The Second Amendment of the U.S. Constitution is arguably one of the most polarizing subjects in America today, as the rise in number of public mass shootings continues and our country topping any other country in the world for this type of violence. Studies indicate that the occurrence of public mass shootings has tripled since 2011, and guns remain the number one method of American homicides overall. But the Second Amendment is not entirely without regulation- There have been 11 acts created since 1934 that control the manufacture, transfer, and distribution of firearms at a federal level. These acts range from prohibition of guns in school zones to the requirement of background checks on most gun purchases.
In addition to federal rules, individual states have their own regulations… and almost no place has laws as lax as Texas. This state allows for what is called “open-carry”, meaning a handgun can be carried openly as long as it is in a shoulder or belt holster. The law even extends to some churches, with worshippers open-carrying during services in certain areas of the state. Additionally, Texas is a “shall-issue” state, as an individual must be 18 years or older to own a firearm. However, laws do not regulate possession so that any person, of any age, may possess a firearm as long as they are not a felon. In Texas, there is no waiting period to obtain a handgun license.
Texas also enacted what is called a Castle Doctrine, where a person can use force- even deadly force- in order to protect their house, vehicle, or business against intruders. The concept comes from the philosophy that every person is the King or Queen of their residence, and therefore does not need to flee their kingdom in the case of an intruder. In certain situations, the law presumes you acted reasonably in using deadly force if an individual unlawfully and with force enters the home, vehicle, or business.
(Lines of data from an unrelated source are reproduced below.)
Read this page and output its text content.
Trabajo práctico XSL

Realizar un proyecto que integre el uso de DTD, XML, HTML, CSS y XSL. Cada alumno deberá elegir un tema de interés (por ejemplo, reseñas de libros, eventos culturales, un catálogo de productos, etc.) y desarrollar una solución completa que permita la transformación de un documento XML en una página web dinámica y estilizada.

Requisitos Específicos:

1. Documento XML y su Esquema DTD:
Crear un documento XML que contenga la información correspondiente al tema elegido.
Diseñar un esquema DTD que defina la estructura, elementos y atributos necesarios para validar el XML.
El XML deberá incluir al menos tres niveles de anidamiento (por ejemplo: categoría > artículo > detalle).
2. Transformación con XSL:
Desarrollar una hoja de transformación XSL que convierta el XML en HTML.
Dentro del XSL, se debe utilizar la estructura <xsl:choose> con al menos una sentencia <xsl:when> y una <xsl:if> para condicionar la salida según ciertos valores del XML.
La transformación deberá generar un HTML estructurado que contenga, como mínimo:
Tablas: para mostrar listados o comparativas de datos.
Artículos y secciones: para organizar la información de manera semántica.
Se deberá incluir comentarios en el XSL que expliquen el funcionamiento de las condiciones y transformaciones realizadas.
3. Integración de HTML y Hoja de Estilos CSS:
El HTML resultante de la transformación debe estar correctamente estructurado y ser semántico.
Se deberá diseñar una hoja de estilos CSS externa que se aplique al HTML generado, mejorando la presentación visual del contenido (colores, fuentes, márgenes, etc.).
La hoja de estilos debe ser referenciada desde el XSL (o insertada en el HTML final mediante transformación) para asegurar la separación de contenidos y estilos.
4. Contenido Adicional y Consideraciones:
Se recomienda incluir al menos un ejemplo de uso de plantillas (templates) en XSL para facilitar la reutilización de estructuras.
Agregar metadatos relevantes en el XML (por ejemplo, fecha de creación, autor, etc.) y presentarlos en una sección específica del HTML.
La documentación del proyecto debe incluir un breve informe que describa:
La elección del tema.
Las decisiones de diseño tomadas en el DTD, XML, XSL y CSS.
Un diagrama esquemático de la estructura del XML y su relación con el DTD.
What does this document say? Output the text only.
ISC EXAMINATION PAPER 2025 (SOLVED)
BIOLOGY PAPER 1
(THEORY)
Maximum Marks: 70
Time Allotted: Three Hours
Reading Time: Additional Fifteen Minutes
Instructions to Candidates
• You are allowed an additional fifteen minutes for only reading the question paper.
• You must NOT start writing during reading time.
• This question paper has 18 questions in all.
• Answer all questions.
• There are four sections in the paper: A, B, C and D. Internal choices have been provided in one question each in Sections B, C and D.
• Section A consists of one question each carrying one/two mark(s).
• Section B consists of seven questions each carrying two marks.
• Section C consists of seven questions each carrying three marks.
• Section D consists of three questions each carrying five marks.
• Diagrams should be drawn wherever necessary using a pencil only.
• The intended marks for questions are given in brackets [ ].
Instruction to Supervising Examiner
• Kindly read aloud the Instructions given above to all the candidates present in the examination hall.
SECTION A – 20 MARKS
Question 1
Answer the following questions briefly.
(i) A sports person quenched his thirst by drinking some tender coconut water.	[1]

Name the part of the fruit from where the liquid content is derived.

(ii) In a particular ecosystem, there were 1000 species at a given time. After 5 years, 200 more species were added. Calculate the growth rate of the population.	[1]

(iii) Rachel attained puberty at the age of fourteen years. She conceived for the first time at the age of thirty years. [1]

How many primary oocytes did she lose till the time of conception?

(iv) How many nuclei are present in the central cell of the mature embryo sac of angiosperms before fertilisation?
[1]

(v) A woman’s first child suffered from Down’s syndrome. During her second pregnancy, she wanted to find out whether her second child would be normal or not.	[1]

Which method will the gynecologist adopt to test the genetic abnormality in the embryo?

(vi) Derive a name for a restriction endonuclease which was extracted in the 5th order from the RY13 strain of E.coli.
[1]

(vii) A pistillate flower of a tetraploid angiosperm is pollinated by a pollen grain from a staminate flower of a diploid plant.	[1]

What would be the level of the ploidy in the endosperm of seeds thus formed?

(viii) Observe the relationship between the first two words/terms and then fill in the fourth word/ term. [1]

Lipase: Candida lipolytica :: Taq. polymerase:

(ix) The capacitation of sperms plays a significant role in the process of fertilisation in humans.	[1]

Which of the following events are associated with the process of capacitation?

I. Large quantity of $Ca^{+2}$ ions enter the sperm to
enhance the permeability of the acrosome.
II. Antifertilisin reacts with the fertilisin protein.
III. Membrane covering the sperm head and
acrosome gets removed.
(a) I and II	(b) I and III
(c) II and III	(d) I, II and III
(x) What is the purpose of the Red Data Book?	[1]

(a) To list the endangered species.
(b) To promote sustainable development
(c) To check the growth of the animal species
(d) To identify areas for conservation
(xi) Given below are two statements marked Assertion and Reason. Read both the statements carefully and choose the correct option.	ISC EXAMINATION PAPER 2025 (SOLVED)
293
It’s important to remember that gun laws change frequently and without notice. In the beginning of 1019, a bill was introduced attempting to repeal the Castle Doctrine, and another making it a crime to fail to report a gun lost or stolen within 5 days of it being known to be missing. Another bill was introduced to opt-out of campus carry laws, where currently people with a License to Carry may carry a concealed handgun on the grounds and in the buildings of colleges and universities.
Gun control is hotly debated on both sides, and it seems there is a growing desire for more restrictions: a recent Gallup poll showed 60 percent of respondents said gun laws should be stricter, 5 percent said they should be less strict, and 33 percent said they should remain as is. Regardless of what side you are on, it will be interesting to see if the new bills are passed or not. Will these new restrictions cut down on the number of mass shootings, will they stay the same, or could they increase? Only time will tell how the situation will play out. Of course, we must hope for the best, as the physical safety and emotional well-being of our country depends on it.